Pertemuan Arnesh dan Gladys tadi, rupanya sudah mampu menjawab semua pertanyaan-pertanyaan yang bersarang di benak. Arnesh membaringkan tubuh, otaknya masih memikirkan wajah sendu Gladys saat berbicara dengannya.

Bayang-bayang wanita itu terus saja menghantuinya, ia lebih didominasi rasa bersalah. Yang ia pikirkan sekarang, bagaimana caranya Arnesh mengetahui bahwa anak dalam kandungan Gladys itu darah dagingnya atau bukan.

"Bagaimana jika itu bukan anakku? Ah, bodo amat. Tidak ada salahnya mencari tahu!"

Arnesh merogoh ponsel di saku, menghubungi orang suruhannya untuk mencari tahu tentang Gladys.

"Dia bekerja di Grand Vacation Hotel, fotonya sudah kukirim. Segera cari tahu soal dia!" titahnya, pada seseorang di seberang sana.

"Memangnya dia siapa, Tuan? Kenapa anda ingin saya mencari tahunya?"

"Cari tahu saja, jangan banyak bertanya apapun soal urusanku! Kerjakan tugasmu dengan baik."

Telpon dimatikan, Arnesh melipat kedua tangan sebagai bantal sembari menatap langit-langit kamarnya.

Otaknya terus berpikir, teringat reaksi Gladys saat tahu dirinya hamil. Arnesh yakin, wanita itu bukanlah wanita gampangan yang mau disentuh oleh sembarang pria.

Praduganya yakin, tinggal menunggu orang suruhannya saja. "Jangan sampai Livya dan keluargaku tahu soal ini.

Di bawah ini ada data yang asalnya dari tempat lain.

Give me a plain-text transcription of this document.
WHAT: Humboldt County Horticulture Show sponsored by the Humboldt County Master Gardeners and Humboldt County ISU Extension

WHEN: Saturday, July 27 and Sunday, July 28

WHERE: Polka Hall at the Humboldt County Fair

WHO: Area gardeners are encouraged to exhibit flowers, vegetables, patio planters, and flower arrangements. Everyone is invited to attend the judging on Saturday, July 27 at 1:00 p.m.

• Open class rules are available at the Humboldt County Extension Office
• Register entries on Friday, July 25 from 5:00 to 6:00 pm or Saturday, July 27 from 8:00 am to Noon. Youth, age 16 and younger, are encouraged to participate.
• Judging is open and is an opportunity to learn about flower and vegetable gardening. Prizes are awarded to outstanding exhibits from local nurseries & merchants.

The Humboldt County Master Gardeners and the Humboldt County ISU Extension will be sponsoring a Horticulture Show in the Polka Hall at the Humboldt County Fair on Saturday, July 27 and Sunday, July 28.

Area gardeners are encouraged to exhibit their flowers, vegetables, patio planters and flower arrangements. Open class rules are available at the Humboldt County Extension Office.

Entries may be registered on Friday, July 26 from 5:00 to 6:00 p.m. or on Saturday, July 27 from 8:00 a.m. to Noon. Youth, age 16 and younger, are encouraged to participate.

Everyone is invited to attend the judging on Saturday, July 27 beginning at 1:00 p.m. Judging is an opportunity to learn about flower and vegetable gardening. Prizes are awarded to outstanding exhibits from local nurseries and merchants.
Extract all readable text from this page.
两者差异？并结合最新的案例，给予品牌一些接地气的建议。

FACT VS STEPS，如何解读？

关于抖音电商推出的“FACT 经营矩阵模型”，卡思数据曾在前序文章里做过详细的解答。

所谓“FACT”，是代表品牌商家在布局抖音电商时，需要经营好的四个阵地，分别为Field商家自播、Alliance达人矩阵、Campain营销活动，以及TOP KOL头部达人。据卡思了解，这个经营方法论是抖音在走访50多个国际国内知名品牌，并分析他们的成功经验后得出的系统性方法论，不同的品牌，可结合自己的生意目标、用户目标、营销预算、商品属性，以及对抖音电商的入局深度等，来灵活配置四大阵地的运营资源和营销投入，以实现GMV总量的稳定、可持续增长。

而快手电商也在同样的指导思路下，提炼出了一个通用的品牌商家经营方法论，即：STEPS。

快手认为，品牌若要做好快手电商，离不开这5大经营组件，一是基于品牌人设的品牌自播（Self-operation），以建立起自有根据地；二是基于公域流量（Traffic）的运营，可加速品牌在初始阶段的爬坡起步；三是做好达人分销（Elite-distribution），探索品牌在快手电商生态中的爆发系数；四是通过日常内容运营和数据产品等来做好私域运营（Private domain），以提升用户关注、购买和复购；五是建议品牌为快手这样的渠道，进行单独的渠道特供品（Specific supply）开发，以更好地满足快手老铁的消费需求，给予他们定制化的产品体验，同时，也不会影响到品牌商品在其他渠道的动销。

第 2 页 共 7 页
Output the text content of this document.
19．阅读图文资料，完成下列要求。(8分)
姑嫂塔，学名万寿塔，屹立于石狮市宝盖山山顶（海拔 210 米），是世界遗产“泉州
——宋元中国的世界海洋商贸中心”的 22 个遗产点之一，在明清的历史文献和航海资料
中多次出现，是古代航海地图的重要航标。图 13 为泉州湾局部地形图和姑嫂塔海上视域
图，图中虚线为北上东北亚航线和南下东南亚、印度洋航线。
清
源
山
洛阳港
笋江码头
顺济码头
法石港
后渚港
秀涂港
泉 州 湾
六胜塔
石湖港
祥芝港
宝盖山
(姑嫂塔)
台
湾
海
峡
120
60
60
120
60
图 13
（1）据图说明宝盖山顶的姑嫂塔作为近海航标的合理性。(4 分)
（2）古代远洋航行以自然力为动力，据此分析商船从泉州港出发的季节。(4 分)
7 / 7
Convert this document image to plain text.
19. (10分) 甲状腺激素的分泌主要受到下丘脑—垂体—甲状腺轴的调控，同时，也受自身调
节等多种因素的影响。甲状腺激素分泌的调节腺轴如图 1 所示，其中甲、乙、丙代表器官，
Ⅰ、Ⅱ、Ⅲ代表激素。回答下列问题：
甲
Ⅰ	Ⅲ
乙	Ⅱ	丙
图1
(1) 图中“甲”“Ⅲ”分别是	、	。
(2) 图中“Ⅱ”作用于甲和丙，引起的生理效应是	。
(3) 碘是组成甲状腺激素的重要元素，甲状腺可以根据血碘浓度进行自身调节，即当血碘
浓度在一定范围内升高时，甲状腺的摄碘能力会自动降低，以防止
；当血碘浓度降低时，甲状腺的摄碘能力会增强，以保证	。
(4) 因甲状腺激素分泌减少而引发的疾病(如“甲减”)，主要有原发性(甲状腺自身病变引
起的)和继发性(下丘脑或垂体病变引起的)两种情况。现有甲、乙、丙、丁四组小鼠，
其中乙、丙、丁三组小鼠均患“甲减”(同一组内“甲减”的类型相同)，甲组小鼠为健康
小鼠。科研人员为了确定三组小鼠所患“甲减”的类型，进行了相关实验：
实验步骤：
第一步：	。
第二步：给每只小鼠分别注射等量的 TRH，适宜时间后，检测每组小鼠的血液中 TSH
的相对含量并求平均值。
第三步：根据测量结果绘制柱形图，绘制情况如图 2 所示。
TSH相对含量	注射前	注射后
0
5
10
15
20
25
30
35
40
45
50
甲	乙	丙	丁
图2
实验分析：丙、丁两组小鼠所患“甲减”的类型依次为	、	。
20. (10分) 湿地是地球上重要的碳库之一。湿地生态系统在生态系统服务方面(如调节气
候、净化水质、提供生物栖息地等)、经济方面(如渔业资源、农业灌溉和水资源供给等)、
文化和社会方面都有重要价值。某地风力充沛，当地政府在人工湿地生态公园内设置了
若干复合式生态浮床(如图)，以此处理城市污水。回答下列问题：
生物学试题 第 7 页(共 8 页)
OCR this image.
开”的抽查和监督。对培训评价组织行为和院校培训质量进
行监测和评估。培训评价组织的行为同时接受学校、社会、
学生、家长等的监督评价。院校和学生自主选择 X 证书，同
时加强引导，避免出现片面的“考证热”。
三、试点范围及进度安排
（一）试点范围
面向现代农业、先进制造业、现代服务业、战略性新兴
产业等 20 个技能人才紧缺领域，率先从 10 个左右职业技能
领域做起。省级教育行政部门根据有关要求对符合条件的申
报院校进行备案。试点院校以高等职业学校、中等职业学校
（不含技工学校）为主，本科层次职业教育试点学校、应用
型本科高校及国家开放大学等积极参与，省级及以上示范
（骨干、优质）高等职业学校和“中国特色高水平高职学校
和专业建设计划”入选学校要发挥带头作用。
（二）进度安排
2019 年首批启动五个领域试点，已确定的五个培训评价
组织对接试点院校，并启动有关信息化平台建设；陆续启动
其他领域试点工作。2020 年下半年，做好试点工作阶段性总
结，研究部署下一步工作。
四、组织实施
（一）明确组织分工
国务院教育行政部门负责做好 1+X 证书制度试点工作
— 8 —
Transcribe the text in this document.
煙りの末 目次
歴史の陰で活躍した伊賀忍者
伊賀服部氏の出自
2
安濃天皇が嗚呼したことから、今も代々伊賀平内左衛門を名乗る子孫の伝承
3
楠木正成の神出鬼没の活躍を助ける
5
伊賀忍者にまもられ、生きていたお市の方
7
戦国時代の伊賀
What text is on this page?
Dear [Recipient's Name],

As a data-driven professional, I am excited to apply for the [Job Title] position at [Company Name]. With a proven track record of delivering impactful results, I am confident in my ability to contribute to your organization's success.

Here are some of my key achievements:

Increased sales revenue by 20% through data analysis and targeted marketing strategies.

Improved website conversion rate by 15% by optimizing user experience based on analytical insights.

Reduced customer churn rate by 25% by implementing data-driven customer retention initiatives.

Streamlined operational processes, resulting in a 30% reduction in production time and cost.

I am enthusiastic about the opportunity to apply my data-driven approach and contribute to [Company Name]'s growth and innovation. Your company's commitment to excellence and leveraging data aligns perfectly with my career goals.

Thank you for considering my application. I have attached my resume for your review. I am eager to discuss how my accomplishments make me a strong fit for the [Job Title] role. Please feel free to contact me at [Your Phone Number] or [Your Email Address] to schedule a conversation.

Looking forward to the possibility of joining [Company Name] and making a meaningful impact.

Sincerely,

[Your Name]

Entah bagaimana reaksi mereka saat tahu aku menghamili wanita lain."

Ceklek.

Pintu kamar dibuka lebar, membuyarkan lamunan Arnesh yang merebahkan diri di atas ranjang.

Di ambang pintu, Livya senang saat mengetahui jika suaminya datang, berbeda dengan Arnesh yang mengubah ekspresi jadi datar.

"Mas Arnesh kapan pulang? Mas dari mana saja?" tanya Livya, menghampiri sang suami.

Wanita cantik itu duduk di tepian ranjang, seraya mengusap paha suaminya. Arnesh berdecak, paham maksud istrinya itu.

"Aku cape, Liv! Nanti saja!" ujar Arnesh.

Livya mencebikkan bibir, ikut rebahan di samping dan memeluk Arnesh.

"Kapan-kapan ke rumah Mama, Mas. Mama nanyain kamu tadi. Dia nanya kapan punya cucu," ungkap Livya.

"Ck, sudah tahu aku cape, kamu malah membahas hal itu. Bisa minggir nggak?"

"Kalau nggak aku peluk duluan, Mas Arnesh nggak bakalan peluk aku. Aku tuh kangen menghabiskan waktu sama Mas Arnesh."

Arnesh berdecak kesal, menggeser tubuhnya agar menjauh. Entah kenapa, Livya selalu saja menyebalkan di matanya. Padahal sang istri bersikap baik-baik saja.

"Kamu malah semakin menyebalkan."

Livya bergeming, dia menghembuskan napas lelah. Untung sudah terbiasa dengan sikap Arash selama ini.

Arnesh menutup pintu kamar mandi dengan kencang, sebelum menikah dan sesudah menikah selalu saja terkekang. Harus menuruti apa yang diinginkan keluarganya. Termasuk menikah Livya.

"Mulai sekarang aku tidak akan peduli, aku harus bisa menjalani keinginanku sendiri. Kalau pun benar Gladys hamil, aku harus bertanggung jawab. Jangan sampai hal ini diketahui. Aku akan melindunginya."

Pria itu penasaran, kenapa Gladys mengelak saat diberikan pertanyaan? Harusnya dia meminta pertanggung jawaban, bukan malah menghindar.

"Apa harus aku temui dia di kediamannya?"